A Intel enviou patches para simplificar o modelo de energia no driver Linux P-State, direcionado a CPUs híbridas sem suporte a multithreading simultâneo. Esta atualização foca em melhorar o gerenciamento de energia para sistemas-em-chip Lunar Lake e processadores Panther Lake futuros. As mudanças visam otimizar o desempenho e a vida útil da bateria em dispositivos baseados em Linux.
O engenheiro da Intel Rafael Wysocki, mantenedor do subsistema de gerenciamento de energia do Linux, postou recentemente um conjunto de patches para otimizar o modelo de energia do driver Intel P-State. Esta simplificação aplica-se a sistemas híbridos Core Ultra mais recentes, que combinam núcleos P orientados para desempenho e núcleos E focados em eficiência, mas sem suporte a multithreading simultâneo (SMT).

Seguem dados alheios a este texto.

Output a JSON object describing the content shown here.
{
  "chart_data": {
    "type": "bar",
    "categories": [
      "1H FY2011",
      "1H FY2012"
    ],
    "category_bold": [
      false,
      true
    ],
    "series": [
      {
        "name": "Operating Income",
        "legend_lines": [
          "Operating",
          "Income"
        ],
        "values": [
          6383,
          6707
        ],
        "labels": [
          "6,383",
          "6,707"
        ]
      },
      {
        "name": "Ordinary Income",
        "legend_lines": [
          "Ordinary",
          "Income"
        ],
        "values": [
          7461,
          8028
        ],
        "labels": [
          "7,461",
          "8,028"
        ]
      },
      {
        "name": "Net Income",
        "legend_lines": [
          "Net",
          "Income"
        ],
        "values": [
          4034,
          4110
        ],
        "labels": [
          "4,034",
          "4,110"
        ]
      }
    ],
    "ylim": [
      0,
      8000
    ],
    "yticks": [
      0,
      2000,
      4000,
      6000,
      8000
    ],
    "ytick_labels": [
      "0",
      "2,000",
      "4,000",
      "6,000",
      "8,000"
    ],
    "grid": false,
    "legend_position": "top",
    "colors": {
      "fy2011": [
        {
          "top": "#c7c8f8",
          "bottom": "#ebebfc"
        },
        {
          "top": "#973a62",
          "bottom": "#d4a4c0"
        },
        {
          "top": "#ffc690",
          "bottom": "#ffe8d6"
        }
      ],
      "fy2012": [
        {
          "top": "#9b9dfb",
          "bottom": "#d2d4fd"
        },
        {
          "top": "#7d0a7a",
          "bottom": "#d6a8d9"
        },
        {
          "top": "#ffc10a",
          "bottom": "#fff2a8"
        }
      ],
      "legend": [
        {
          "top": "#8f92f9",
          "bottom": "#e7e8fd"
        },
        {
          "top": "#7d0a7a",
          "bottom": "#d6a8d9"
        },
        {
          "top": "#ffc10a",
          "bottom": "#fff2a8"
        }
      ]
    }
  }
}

Os ajustes assumem custos de energia uniformes em todos os tipos de núcleos na ausência de SMT, reduzindo a complexidade desnecessária de modelos mais antigos projetados para configurações com threads. Wysocki explicou que, para plataformas como Lunar Lake, que não suportam SMT, o modelo de energia pode ser reduzido sem sacrificar a precisão nas previsões de eficiência de energia. Esses patches, relatados pelo Phoronix, baseiam-se em esforços anteriores de agendamento consciente de energia (EAS) adaptados especificamente para o driver P-State no Lunar Lake.
Ao distribuir melhor as tarefas entre núcleos P e E, as mudanças buscam melhorar a eficiência energética, levando a uma escalabilidade de frequência de CPU mais previsível. Isso pode melhorar a vida útil da bateria em dispositivos móveis e reduzir a sobrecarga térmica em data centers. A iniciativa reflete o impulso mais amplo da Intel para fortalecer o suporte ao Linux para seu hardware em meio à competição dos processadores Ryzen da AMD.

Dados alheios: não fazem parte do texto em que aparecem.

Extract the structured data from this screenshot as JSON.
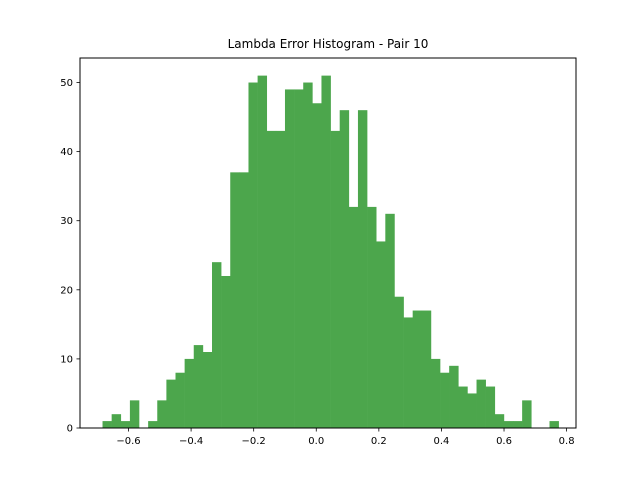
{
  "chart_data": {
    "type": "bar",
    "title": "Lambda Error Histogram - Pair 10",
    "xlabel": "",
    "ylabel": "",
    "bar_color": "#4ca64c",
    "xlim": [
      -0.755,
      0.83
    ],
    "ylim": [
      0,
      53.55
    ],
    "x_ticks": [
      -0.6,
      -0.4,
      -0.2,
      0.0,
      0.2,
      0.4,
      0.6,
      0.8
    ],
    "x_tick_labels": [
      "−0.6",
      "−0.4",
      "−0.2",
      "0.0",
      "0.2",
      "0.4",
      "0.6",
      "0.8"
    ],
    "y_ticks": [
      0,
      10,
      20,
      30,
      40,
      50
    ],
    "y_tick_labels": [
      "0",
      "10",
      "20",
      "30",
      "40",
      "50"
    ],
    "bin_start": -0.683,
    "bin_width": 0.02915,
    "values": [
      1,
      2,
      1,
      4,
      0,
      1,
      4,
      7,
      8,
      10,
      12,
      11,
      24,
      22,
      37,
      37,
      50,
      51,
      43,
      43,
      49,
      49,
      50,
      47,
      51,
      43,
      46,
      32,
      46,
      32,
      27,
      31,
      19,
      16,
      17,
      17,
      10,
      8,
      9,
      6,
      5,
      7,
      6,
      2,
      1,
      1,
      4,
      0,
      0,
      1
    ],
    "grid": false,
    "legend": "none"
  }
}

Os patches estão em revisão para versões futuras do kernel Linux, com benefícios potenciais para desenvolvedores que ajustam perfis de energia e reduzem a carga computacional do agendador. À medida que o Panther Lake se aproxima, refinamentos adicionais podem incorporar feedback da comunidade de código aberto, enfatizando melhorias iterativas no desempenho de CPUs híbridas.